Lightly chlorinated ortho-substituted PCB congeners decrease dopamine in nonhuman primate brain and in tissue culture

Exposure of the nonhuman primate, Macaca nemestrina, to Aroclor 1016, a commercial mixture of 26 lightly chlorinated PCB congeners, decreased dopamine concentrations in the caudate, putamen, substantia nigra, and hypothalamus. Only three ortho-substituted nonplanar PCB congeners (2,4,4', 2,4,2',4', and 2,5,2',5') were detected in these brain regions, suggesting that these congeners may be responsible for the observed decreases in dopamine. The ability of these and other PCB congeners to alter dopamine function was tested directly by applying them to dopamine-synthesizing cells in culture, PC-12 pheochromocytoma cells.
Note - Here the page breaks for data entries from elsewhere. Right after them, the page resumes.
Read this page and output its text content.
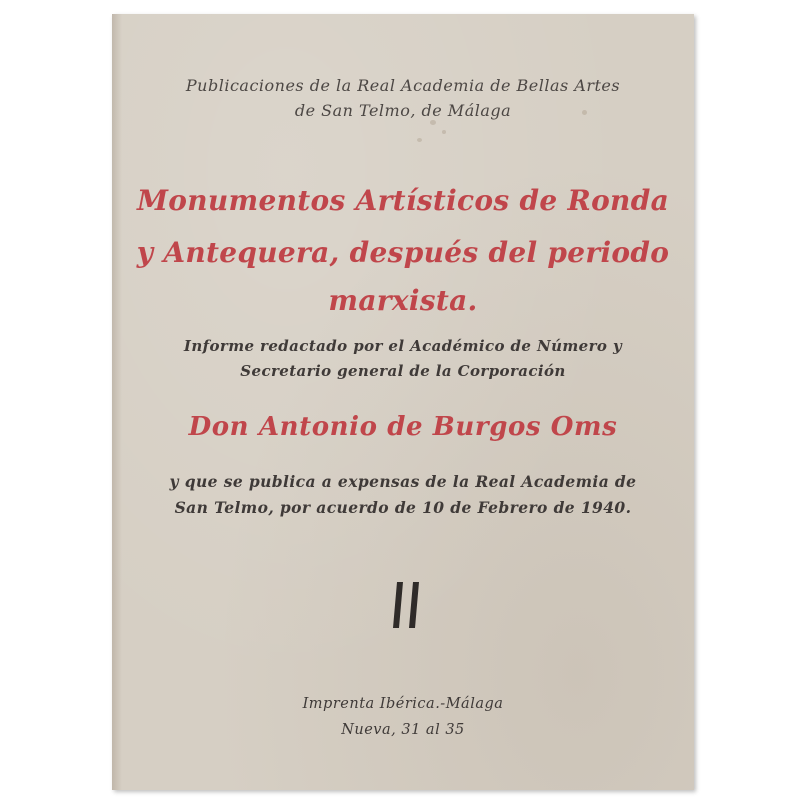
Publicaciones de la Real Academia de Bellas Artes
de San Telmo, de Málaga
Monumentos Artísticos de Ronda
y Antequera, después del periodo
marxista.
Informe redactado por el Académico de Número y
Secretario general de la Corporación
Don Antonio de Burgos Oms
y que se publica a expensas de la Real Academia de
San Telmo, por acuerdo de 10 de Febrero de 1940.
Imprenta Ibérica.-Málaga
Nueva, 31 al 35
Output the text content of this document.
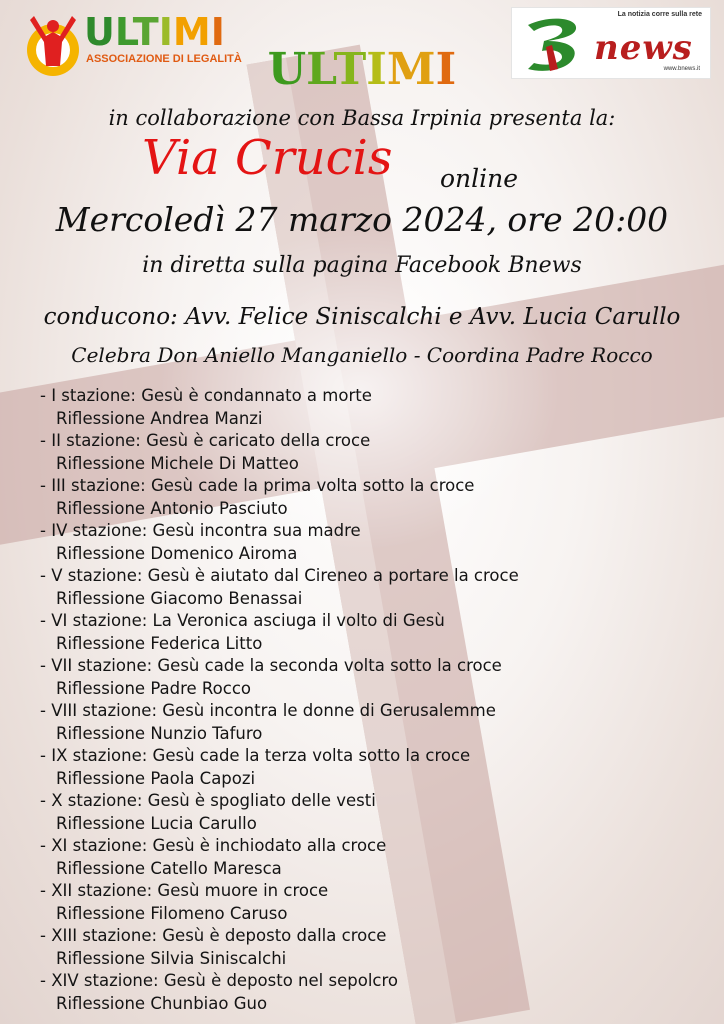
ULTIMI
ASSOCIAZIONE DI LEGALITÀ
La notizia corre sulla rete
news
www.bnews.it
ULTIMI
in collaborazione con Bassa Irpinia presenta la:
Via Crucis online
Mercoledì 27 marzo 2024, ore 20:00
in diretta sulla pagina Facebook Bnews
conducono: Avv. Felice Siniscalchi e Avv. Lucia Carullo
Celebra Don Aniello Manganiello - Coordina Padre Rocco
- I stazione: Gesù è condannato a morte
Riflessione Andrea Manzi
- II stazione: Gesù è caricato della croce
Riflessione Michele Di Matteo
- III stazione: Gesù cade la prima volta sotto la croce
Riflessione Antonio Pasciuto
- IV stazione: Gesù incontra sua madre
Riflessione Domenico Airoma
- V stazione: Gesù è aiutato dal Cireneo a portare la croce
Riflessione Giacomo Benassai
- VI stazione: La Veronica asciuga il volto di Gesù
Riflessione Federica Litto
- VII stazione: Gesù cade la seconda volta sotto la croce
Riflessione Padre Rocco
- VIII stazione: Gesù incontra le donne di Gerusalemme
Riflessione Nunzio Tafuro
- IX stazione: Gesù cade la terza volta sotto la croce
Riflessione Paola Capozi
- X stazione: Gesù è spogliato delle vesti
Riflessione Lucia Carullo
- XI stazione: Gesù è inchiodato alla croce
Riflessione Catello Maresca
- XII stazione: Gesù muore in croce
Riflessione Filomeno Caruso
- XIII stazione: Gesù è deposto dalla croce
Riflessione Silvia Siniscalchi
- XIV stazione: Gesù è deposto nel sepolcro
Riflessione Chunbiao Guo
In vitro testing demonstrated that these three congeners reduced cellular dopamine concentrations while planar, dioxin-like congeners, e.g., 3,4,3',4' and 3,4,5,3',4', did not. Thus, these ortho-substituted nonplanar congeners may be directly responsible for the observed changes in in vivo neurochemistry. Furthermore, these results suggest that the observed decreases in both in vivo and in vitro dopamine concentrations may occur through a novel mechanism and not through the Ah-receptor complex thought to mediate immunotoxic and hepatotoxic changes following exposure to dioxin and dioxin-like PCBs.